As workers and their families find it increasingly impossible to survive, the rapacious, opulent, luxurious lifestyles of the modern day capitalist aristocracy proceeds uninterrupted at the other pole of society. The technology sector, which is also one of the leaders in the job bloodbath, has seen a year over year increase in its net profit margin of 27.7 percent and an increase of 2.6 percent over the previous year’s increase. Only four firms, Nvidia, Apple, Microsoft and Alphabet, account for more than $15 trillion in global market value.

Overall, US corporate profits increased by 4 percent year over year in the second quarter of 2025. So far in 2025, the growth of wealth by global billionaires has increased by $1.9 trillion, bringing the total wealth of the world’s billionaires to an obscene $16.1 trillion, a figure larger than the Gross Domestic Product of every nation save the US and China.

It is not just food insecurity which is on the rise amongst US workers. Homelessness reached an all-time high in January 2024 with over 771,000 people without a roof over their heads on a single night that month. This was an 18 percent increase over the previous year and the highest number since records began being kept. The number includes an increase in every demographic group, with adults over 55 and children seeing a significant escalation in their numbers.

The explosion of homelessness within the American working class is a direct result of the current restructuring of US industry, which is seeing a jobs bloodbath in every industry, coupled with an exorbitant increase in rents since the pandemic.

As of 2023, 22.6 million renter households (which is almost 50 percent of the total) were cost-burdened, which is defined as paying more than 30 percent of their income towards rent. According to the Harvard Joint Center for Housing Studies (JCHS), 22.6 million is an all-time high. While the “percentage of middle-income renters (earning $30,000–$44,999) with cost burdens increased by 1.9 percentage points in just one year, reaching 70% in 2023.”

While it has not released statistics for 2024 or 2025, the JCHS has stated that the data that they have acquired demonstrate that the numbers are increasing or stabilizing rather than decreasing.

The jump in cost-burdened renters is only set to rise more given that the latest numbers on the housing market showing a sharp rise of 6 percent in foreclosure starts (the initiation of the process) for October, with completed foreclosures up 32 percent over last year.

And while the housing market is increasingly out of reach for ordinary workers due to high interest rates, not so for the wealthy, where a large majority of houses are purchased in cash, negating the need for high interest mortgage rates. While the market for working class is contracting and foreclosures are increasing, the market for the rich continues to see strong demand and increasing prices.

There are two Americas: One is made up of the overwhelming majority of the population, which has seen its standard of living continually decline over the course of decades, and the other is made up of a tiny minority that wallows in isolated luxury that increases on a daily basis.

During the shutdown, members of the military and the police state apparatus, along with the capitalist politicians, continued to collect a paycheck.

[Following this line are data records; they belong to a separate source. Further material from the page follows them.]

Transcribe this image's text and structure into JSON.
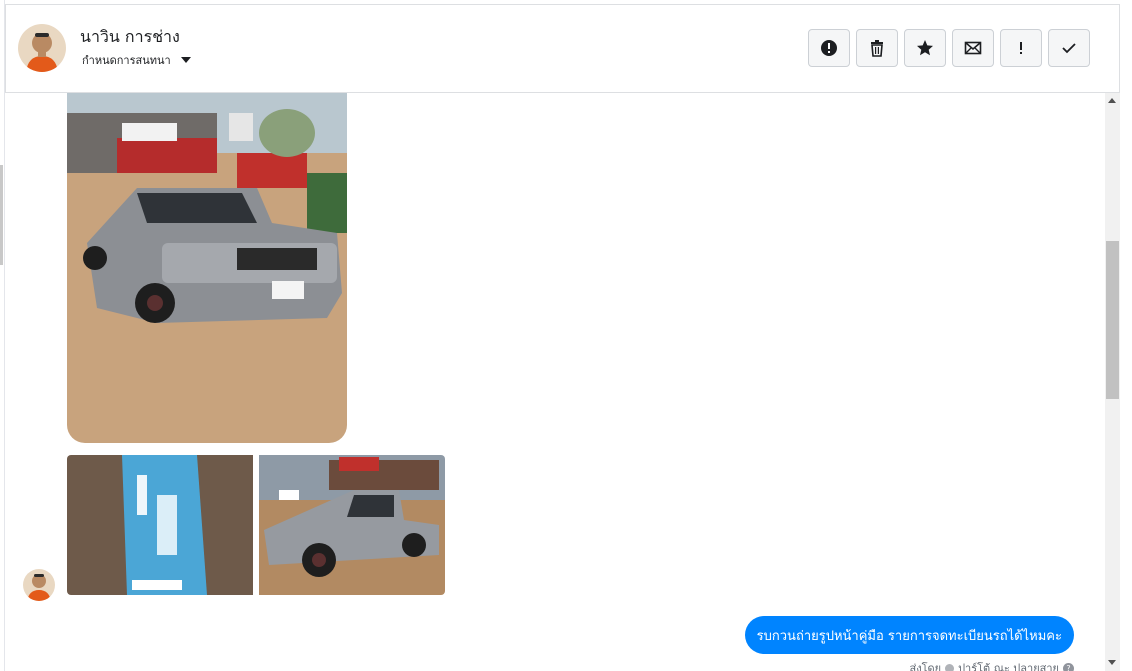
{
  "header": {
    "contact_name": "นาวิน การช่าง",
    "assign_label": "กำหนดการสนทนา"
  },
  "toolbar": {
    "buttons": [
      {
        "icon": "alert-circle-icon",
        "label": "spam"
      },
      {
        "icon": "trash-icon",
        "label": "delete"
      },
      {
        "icon": "star-icon",
        "label": "star"
      },
      {
        "icon": "envelope-icon",
        "label": "mark-unread"
      },
      {
        "icon": "exclamation-icon",
        "label": "follow-up"
      },
      {
        "icon": "checkmark-icon",
        "label": "done"
      }
    ]
  },
  "messages": {
    "outgoing_text": "รบกวนถ่ายรูปหน้าคู่มือ รายการจดทะเบียนรถได้ไหมคะ",
    "sent_by_label": "ส่งโดย",
    "sent_by_name": "ปาร์โต้ ณะ ปลายสาย"
  },
  "colors": {
    "bubble": "#0084ff",
    "header_border": "#dddfe2"
  }
}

Meanwhile, 1.4 million other government workers, including air traffic controllers, were either forced to work without pay or were furloughed for the duration, causing misery and hardship.

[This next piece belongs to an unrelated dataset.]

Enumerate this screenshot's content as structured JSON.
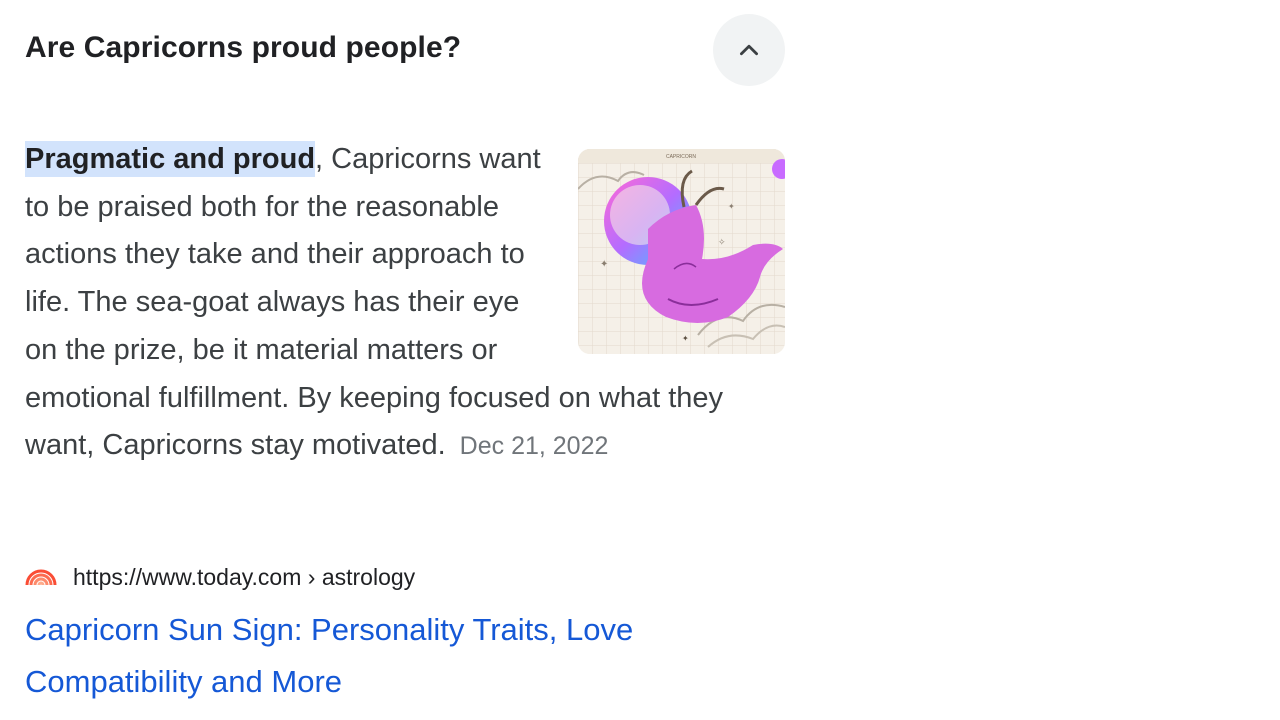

There is only one answer to end this state of affairs, and that is for the working class to organize itself independently of the two parties of big business and those in their orbit. Workers need to create independent organs of democratic power in rank-and-file committees in every workplace, school and neighborhood. These organizations need to be linked with the International Workers Alliance of Rank-and-File Committees (IWA-RFC) and begin making preparations now for a general strike, which will profoundly change the relationship of forces.